Seasoned Texas Rib Eye Steak
- 1 tablespoon oil
Texas Rib Eye Steak Seasoning
- 1 tablespoon granulated garlic
- 1 tablespoon salt
- 1 tablespoon black pepper
- 1/2 teaspoon white pepper
- 1/2 teaspoon thyme
- 1/4 teaspoon ground coriander
- 1/4 teaspoon chipotle powder
- 1/4 teaspoon cayenne pepper
- Pre-heat and clean the grill. Oil the grill grate and wait for the grill to come back up to temperature.
- Look at the picture again. With a sharp knife, remove about two inches of meat from the bone, forming a little handle. Scrape the bone a bit to get the meat off from both sides. Why? It looks cool and there isn't really any meat worth eating there anyway.
- Remove the rib eye at least 30 minutes before you plan to cook it: rub 1 tablespoon of oil on all surfaces of the steak and season all sides with approximately 1 teaspoon of seasoning.

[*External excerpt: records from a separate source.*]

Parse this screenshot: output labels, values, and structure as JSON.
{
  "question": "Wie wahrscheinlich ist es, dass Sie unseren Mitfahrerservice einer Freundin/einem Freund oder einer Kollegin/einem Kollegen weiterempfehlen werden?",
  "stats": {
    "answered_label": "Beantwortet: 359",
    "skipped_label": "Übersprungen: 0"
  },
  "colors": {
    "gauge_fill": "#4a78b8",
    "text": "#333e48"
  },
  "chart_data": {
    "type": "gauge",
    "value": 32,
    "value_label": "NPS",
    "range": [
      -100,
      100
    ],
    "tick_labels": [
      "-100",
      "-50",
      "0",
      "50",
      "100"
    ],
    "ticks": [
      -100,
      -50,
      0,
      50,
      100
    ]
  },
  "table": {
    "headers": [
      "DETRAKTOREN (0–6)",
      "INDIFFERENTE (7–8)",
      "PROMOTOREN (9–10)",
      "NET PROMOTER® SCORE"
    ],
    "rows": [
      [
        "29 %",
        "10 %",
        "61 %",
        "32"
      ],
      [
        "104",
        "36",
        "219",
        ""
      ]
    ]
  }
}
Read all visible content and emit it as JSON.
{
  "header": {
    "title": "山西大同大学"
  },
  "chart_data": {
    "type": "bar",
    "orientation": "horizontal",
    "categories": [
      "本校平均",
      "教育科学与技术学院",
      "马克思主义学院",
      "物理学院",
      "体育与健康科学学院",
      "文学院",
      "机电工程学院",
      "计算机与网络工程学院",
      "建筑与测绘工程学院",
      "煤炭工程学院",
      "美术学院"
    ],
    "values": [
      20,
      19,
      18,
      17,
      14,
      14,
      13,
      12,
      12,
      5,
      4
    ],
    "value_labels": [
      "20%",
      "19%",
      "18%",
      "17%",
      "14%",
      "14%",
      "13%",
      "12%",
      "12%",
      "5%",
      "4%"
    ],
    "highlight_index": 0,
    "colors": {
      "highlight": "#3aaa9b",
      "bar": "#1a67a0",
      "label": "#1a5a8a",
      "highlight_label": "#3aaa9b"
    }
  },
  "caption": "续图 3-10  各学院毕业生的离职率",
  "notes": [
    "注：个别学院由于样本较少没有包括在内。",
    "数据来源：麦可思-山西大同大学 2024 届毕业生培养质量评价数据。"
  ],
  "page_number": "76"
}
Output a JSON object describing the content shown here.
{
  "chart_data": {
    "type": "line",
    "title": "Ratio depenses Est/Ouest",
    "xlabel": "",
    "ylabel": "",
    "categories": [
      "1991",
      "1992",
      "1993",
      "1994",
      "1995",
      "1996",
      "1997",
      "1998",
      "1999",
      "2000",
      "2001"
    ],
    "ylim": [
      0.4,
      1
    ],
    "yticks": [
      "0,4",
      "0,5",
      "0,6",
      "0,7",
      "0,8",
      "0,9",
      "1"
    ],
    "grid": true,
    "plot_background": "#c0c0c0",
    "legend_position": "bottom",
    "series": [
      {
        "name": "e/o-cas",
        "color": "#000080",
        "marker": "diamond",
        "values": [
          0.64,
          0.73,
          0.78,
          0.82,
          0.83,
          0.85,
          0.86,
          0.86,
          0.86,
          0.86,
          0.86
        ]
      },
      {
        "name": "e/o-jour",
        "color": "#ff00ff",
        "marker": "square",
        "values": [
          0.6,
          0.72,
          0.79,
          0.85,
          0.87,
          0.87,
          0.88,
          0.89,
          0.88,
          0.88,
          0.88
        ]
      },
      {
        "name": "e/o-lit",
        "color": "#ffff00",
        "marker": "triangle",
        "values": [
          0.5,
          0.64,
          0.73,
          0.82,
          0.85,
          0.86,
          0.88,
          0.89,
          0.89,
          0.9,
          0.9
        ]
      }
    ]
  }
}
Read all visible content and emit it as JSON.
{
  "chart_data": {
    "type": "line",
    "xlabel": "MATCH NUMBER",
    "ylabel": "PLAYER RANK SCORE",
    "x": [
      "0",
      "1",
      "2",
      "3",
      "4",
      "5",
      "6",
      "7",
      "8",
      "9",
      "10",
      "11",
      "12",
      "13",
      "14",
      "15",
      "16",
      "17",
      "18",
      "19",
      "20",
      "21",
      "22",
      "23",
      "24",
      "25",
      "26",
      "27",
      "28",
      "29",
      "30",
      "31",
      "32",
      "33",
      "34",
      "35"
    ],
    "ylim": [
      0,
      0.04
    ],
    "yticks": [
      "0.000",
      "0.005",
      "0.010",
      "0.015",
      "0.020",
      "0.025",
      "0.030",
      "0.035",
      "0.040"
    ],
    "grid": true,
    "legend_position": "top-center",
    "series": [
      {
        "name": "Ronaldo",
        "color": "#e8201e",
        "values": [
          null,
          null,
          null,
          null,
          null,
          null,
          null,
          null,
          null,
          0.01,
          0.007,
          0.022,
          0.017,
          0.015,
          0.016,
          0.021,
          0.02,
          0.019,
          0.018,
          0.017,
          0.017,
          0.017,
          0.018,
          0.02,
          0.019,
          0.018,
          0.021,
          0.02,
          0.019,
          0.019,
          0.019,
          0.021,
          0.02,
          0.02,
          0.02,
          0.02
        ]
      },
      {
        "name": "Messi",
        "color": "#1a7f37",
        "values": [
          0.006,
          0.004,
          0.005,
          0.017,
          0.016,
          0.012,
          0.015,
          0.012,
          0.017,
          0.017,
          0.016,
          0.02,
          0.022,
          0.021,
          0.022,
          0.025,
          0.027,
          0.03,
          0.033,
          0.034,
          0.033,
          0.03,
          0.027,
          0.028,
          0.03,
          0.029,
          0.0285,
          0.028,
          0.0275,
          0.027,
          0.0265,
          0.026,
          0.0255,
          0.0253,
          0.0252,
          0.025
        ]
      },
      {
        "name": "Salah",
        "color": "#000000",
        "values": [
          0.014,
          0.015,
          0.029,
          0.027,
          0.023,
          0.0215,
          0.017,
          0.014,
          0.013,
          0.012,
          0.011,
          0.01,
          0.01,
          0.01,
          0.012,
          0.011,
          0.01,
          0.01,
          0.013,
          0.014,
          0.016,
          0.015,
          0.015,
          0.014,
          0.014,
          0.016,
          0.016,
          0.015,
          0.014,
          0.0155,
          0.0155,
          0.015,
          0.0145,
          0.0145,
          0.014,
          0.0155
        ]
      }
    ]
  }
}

- Put the seasoned rib eye on the grill over direct heat, and cook covered for 1 1/2 - 2 minutes. Uncover, turn the meat 45 degrees and cook uncovered for 7 more minutes. Flip the steak over to a new, hot part of the grill and cook covered for 1 1/2 minutes. Uncover and cook for 7 minutes more. Check the temperature with an instant read thermometer.
- If the temperature has not reached what you want, flip the steak and cook uncovered, 1-2 more minutes per side.
- Remove the rib eye 5 degrees under your desired doneness as it will continue to cook a bit after it has been removed from the grill.
- Let the steak rest for at least 10 minutes before slicing.